Many, if not most people, will regard it rather as ”Sherry Character”, omitting the ”Cask” word from the equation. This is very much a misconception. The vast majority of the influence of a Sherry cask will come from the oak itself. This means that it will be in line with or at least quite similar to other types of casks that have a similar history (i.e. has held a wine of some sort, with the same ”fill history” within the whisky industry). Typical oak derived flavours are vanilla notes of various sorts, ginger, peppery notes, woody notes, cherry kernels, apricots, almonds, coffee and chocolate. However, and most significantly if not exclusively from a first fill ex Sherry cask; the Sherry will also make flavour contributions and the typical ones from Oloroso Sherry casks – the most common Sherry casks used – will be walnuts, orange rinds, leather, umami/rancio/mushrooms and to some extent dried fruits.

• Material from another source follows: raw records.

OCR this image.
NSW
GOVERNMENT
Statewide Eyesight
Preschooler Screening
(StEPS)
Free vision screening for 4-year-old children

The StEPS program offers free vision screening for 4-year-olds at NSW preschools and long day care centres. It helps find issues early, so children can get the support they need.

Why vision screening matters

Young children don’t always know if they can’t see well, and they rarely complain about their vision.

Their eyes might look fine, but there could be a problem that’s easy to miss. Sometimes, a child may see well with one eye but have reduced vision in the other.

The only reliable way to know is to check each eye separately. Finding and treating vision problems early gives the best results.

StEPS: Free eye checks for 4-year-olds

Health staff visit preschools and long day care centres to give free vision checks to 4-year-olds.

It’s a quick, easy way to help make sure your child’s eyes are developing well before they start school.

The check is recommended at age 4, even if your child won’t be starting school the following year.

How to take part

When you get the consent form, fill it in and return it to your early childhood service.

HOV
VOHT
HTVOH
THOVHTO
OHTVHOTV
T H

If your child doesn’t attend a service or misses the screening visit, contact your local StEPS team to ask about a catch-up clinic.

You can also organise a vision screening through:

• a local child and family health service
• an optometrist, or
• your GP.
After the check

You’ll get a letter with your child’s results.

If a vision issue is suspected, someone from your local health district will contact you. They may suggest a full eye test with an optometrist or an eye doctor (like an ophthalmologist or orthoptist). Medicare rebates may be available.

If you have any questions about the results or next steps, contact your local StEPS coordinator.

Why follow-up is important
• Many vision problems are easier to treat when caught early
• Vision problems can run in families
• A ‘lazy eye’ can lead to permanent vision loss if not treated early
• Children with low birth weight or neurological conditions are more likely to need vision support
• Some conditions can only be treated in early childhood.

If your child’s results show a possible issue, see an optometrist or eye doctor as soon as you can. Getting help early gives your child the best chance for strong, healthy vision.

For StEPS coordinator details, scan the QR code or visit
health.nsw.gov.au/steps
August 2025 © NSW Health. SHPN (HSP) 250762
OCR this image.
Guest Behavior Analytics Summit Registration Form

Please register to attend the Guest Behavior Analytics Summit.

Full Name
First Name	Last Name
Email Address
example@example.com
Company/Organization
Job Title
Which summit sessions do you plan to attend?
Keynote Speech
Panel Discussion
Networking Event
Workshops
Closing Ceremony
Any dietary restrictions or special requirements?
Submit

Fino casks may contribute more ”salty” and umami notes and less opulent fruitiness, while the heavy PX casks will offer straight up raisins, plums, jams, and quite possibly also roasted nuts, coffee and chocolate. From the Sherry itself. In addition, the oak will contribute as well, as mentioned before.
Exactly what percentage of flavour that is derived from the oak itself and from the previous incumbent – the Sherry – cannot be defined and it will also vary depending on a whole host of factors. But as mentioned, the majority of the flavours and their sensations will stem from the oak rather than from the Sherry. Maturation is a complex issue, which is what should be understood first of all, along with the primary role of the oak in the cask in maturing whisky.
But as a final observation, the typical ”Sherry bomb” whisky will be one where it has matured in a first fill cask, often PX or Oloroso, and where the cask derived characters are significantly more overt than the distillate derived ones (sometimes to the point of extinction actually!). And it will be the oak derived flavours that play the dominant role. They can certainly be very good, but they can often be a bit over the top, if there is a lack of balance and a remaining spirit derived character. Balance, to me, is of the utmost importance for a really good whisky; distillate and cask in balance, and offering complexity and good development.